North Wello province, Ethiopia, late April 2000 -- It's the wrong color. At this time of year, the highlands around the village of Gubalaftu should be green. Yet after two years with little rain, today everything here is brown.
And yet people plow the land, sow a few seeds, and watch the skies. These days, hope is all they have to live on. There's not much food.
Eneinat Amara eats just once a day. The 57-year old woman tends a small fire in the round stone and thatch structure that is the traditional home to families here in the stark northern highlands of Ethiopia. She prefers to eat her only meal in the evening. "It gives me something to look forward to during the day," she declares, coughing. Along with her children and many others in this village who are weakened by an insufficient diet, she suffers from chronic respiratory problems. Eneinat cooks the little bit of wheat she received from the Lutheran Church of Ethiopia, a member of Action by Churches Together. It's not enough to go around, but the church's grain storage warehouse down the road is empty, awaiting a promised new shipment. Eneinat mixes in some moss and leaves, what are known here as "famine foods." Their use is a sign that life in the highlands has grown critical.

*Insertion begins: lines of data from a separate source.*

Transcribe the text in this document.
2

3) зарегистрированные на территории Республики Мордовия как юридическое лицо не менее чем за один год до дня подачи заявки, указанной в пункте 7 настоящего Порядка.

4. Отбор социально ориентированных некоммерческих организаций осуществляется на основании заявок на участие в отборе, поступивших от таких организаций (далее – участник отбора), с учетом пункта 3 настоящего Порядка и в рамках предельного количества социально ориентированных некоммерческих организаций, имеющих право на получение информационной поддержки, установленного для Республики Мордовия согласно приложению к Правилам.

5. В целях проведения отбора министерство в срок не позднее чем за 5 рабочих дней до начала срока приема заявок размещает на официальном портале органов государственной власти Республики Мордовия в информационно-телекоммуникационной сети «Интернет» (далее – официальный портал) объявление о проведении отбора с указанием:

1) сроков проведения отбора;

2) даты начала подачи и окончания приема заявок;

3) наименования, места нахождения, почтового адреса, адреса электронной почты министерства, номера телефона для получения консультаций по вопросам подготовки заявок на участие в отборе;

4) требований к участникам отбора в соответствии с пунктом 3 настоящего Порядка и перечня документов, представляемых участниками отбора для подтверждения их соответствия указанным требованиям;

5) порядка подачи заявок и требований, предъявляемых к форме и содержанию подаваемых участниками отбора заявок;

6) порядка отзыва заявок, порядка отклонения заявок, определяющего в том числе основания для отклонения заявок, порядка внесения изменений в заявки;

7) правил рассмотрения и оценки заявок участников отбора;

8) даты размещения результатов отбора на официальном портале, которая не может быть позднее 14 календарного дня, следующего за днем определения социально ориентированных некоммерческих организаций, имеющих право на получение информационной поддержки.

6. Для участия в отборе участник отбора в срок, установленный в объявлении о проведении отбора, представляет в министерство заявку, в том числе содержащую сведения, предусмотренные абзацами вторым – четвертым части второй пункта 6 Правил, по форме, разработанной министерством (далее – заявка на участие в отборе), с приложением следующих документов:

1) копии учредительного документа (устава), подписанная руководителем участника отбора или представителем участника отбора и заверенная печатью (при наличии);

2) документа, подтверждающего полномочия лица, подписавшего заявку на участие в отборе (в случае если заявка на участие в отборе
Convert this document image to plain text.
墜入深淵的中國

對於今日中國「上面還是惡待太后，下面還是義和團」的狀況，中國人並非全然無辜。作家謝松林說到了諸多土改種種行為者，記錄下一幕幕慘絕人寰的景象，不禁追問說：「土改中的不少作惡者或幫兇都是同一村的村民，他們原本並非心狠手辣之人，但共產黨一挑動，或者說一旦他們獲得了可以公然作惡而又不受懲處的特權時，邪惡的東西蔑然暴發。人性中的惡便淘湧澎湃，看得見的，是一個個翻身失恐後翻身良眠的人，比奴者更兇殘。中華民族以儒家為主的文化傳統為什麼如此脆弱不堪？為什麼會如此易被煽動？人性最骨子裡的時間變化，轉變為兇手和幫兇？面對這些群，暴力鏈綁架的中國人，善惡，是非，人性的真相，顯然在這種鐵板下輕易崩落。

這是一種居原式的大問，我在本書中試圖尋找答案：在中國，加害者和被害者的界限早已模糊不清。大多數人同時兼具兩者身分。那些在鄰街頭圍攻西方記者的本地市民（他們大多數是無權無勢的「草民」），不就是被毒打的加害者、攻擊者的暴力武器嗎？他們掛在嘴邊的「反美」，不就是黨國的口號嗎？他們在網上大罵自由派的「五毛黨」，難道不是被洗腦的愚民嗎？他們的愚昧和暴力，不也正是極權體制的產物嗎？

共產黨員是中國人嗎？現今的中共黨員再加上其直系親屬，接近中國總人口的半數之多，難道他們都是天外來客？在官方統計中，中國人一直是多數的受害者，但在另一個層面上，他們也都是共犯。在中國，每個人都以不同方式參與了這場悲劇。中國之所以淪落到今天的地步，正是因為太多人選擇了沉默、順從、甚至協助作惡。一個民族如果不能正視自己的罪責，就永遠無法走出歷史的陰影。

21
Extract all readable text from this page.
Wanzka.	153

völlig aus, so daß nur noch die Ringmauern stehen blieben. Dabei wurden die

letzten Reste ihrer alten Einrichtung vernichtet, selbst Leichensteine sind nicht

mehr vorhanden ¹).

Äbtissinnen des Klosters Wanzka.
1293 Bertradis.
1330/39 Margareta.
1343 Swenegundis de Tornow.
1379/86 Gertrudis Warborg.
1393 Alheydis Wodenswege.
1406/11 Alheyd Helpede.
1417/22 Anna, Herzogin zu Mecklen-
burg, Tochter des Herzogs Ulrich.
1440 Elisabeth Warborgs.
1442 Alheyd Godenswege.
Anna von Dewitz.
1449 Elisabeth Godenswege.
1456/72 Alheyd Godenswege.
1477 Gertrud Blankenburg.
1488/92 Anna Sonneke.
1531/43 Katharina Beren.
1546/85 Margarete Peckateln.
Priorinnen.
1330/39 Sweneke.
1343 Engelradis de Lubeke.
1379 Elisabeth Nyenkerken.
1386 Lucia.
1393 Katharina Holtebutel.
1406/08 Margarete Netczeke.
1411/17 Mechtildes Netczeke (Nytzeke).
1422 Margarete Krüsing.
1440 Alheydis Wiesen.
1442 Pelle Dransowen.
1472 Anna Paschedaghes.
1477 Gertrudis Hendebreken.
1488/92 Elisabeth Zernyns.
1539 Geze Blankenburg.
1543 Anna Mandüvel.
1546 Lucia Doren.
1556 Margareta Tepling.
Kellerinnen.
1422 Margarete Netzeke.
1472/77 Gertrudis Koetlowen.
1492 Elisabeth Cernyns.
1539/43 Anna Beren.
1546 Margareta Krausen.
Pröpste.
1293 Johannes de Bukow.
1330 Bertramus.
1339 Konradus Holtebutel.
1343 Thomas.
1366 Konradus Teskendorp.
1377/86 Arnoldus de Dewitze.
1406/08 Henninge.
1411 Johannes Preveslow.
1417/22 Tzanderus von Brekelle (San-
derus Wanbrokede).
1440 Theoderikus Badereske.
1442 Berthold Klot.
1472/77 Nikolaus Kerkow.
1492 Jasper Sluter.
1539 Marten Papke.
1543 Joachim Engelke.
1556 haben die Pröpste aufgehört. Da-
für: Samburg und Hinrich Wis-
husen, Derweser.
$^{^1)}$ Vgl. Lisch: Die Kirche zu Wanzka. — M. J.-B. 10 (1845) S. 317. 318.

Much of the agriculture here is dependent on the shorter of two rainy seasons, which usually runs from March to June. These rains were bad in 1998, a total failure in 1999 and too little, too late this year. When the rain comes late, rather than planting their normal crops of sorghum, maize and barley, farmers plant quicker but less productive crops such as teff and chick peas.
The drought hasn't generated the dramatic suffering here in the northern highlands that it has caused in the southeast of the country, where in recent weeks foreign television crews have had no trouble finding starving children. Yet according to aid workers, a number of "stress indicators" warn that the situation here is already desperate, and may get worse.
Migration from rural areas to the cities or coffee-producing areas, for example, has increased in recent weeks, aid workers report, as traditional "coping mechanisms" have proved inadequate. "For some it comes down to a choice between migrating or dying," said Tesfaye Ejesu, director of the Lutheran World Federation office in Waldyia.
"If help doesn't arrive soon, those who can will leave their village, looking for alternatives, and many of them will die on the road," said Dereje Jemberu, a coordinator of relief operations in northern Ethiopia for the Lutheran church.
"People who are too weak to walk will stay at home. If we want to help people, now is the time. If we don't respond soon, we'll be facing a situation like 1984," when a massive famine killed as many as one million Ethiopians.
In some hard-hit areas, where farmers have no seeds left to sow and no animals left alive to sell, people have begun dismantling their houses, selling the wooden timbers or exchanging the straw from their roofs for food. Prices for firewood and charcoal, gleaned from an already heavily deforested landscape, have dropped as residents take whatever they can to the market. Animal dung is being burned for cooking rather than wood, meaning soil fertility will be reduced. School attendance has dropped in many communities, as families migrate in search of work or children stay at home because there isn't sufficient food to give them strength to attend classes.